Single by The J. Geils Band

from the album Freeze Frame
- B-side: "River Blindness"
- Released: May 26, 1982
- Recorded: 1981
- Genre: Rock
- Length: 4:51
- Label: EMI
- Songwriter(s): Seth Justman
- Producer(s): Seth Justman

The J. Geils Band singles chronology
| "Flamethrower" (1982) | "Angel in Blue" (1982) | "I Do" (1982) |

= Angel in Blue =

"Angel in Blue" is a song written by Seth Justman that was first released by the J. Geils Band on their 1981 album Freeze Frame.

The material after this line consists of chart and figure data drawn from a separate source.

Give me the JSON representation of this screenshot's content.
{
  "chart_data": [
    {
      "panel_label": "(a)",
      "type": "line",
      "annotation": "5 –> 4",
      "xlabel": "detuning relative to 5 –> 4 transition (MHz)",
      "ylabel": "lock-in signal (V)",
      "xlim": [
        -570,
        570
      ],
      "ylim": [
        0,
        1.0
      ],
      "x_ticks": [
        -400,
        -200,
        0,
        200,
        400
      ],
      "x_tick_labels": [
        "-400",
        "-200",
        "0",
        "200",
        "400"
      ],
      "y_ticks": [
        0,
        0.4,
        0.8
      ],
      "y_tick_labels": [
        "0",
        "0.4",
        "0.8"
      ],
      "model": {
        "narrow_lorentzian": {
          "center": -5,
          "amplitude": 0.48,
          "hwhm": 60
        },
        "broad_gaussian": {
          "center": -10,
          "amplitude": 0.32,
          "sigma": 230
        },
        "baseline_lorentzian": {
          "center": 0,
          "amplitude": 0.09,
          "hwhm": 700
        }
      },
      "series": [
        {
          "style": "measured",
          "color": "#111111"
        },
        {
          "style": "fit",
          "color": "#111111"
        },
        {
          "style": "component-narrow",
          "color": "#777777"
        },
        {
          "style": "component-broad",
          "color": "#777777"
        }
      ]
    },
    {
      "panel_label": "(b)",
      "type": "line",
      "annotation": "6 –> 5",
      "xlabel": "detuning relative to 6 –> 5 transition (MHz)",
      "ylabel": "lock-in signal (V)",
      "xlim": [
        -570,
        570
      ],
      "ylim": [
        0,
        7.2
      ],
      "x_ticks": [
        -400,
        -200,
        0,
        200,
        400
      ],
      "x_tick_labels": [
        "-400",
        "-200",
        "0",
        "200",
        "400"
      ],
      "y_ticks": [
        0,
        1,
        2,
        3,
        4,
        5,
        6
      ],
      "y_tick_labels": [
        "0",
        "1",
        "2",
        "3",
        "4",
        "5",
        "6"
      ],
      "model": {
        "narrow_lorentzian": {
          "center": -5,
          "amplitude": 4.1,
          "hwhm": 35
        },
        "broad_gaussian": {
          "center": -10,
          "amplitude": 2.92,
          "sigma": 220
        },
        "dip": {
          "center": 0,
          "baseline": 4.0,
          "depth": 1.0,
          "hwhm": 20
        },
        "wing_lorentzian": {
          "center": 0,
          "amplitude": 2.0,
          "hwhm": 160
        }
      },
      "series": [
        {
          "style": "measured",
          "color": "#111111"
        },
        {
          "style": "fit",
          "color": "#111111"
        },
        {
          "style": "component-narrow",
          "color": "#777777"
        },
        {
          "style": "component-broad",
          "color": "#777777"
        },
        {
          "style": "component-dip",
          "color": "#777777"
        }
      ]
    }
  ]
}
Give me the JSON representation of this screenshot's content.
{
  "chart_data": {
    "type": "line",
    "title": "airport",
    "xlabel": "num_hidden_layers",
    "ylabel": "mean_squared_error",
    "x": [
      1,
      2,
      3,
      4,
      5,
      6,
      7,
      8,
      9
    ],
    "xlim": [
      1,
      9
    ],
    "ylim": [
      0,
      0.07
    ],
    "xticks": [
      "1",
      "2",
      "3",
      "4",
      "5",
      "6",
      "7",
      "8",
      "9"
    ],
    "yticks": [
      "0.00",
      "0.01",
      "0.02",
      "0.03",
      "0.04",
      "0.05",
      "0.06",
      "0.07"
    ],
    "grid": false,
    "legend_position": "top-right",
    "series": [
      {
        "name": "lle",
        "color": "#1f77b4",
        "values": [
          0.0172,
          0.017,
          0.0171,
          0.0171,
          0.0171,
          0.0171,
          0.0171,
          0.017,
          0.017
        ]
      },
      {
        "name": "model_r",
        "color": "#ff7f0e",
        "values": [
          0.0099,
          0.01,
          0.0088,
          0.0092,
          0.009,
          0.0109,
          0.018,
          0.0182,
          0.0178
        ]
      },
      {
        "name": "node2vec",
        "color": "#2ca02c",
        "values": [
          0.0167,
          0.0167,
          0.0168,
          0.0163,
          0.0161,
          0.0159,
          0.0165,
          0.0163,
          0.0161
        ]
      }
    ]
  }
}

Cissy Houston and Luther Vandross appear on the song as back up vocalists.
"Angel in Blue" was also released on a number of J. Geils Band compilation albums, including Centerfold, The Very Best J. Geils Band Album Ever and Best of The J. Geils Band, as well as several multi-artist compilation albums.

==Background==
Cash Box described "Angel in Blue" as "a story song about how life in the fast lane has turned one beautiful young girl into an emotionally, burnt-out shell" and said that "it has a slow, Phil Spectorish quality that is moving." AllMusic critic Stephen Thomas Erlewine describes the song as "terrific neo-doo wop." Critic Joe Viglione praises it further, stating that it is "arguably the smartest lyric in the J. Geils Band catalogue" with a "strong melody," concluding that it is "four minutes and fifty-one seconds (on the album) of Peter Wolf reading Seth Justman's post-'Centerfold' wet dream." Music critic Robert Christgau states describes the song as "slick get-'em-off trash" about "a whore with a heart of brass that I'm just a sucker for." Mark Coleman of The Rolling Stone Album Guide finds the song to be "haunting." Classic Rock History critic Brian Kachejian named "Angel in Blue" as the band's 8th best song, and noted influences from Bruce Springsteen and Tom Petty.

==Chart performance==
"Angel in Blue" was released as a single in 1982, where the song reached the Top 40, following the Top 10 hits "Centerfold" and "Freeze Frame" from the Freeze Frame album. It peaked at #40 on the Billboard Hot 100, remaining there for two weeks. It also reached #39 in Canada and #55 in the UK. The song also made the Billboard Singles Radio Action chart in a number of regions, including Buffalo, New York, Annapolis, Maryland, Nashville, Tennessee, and Jacksonville, Florida.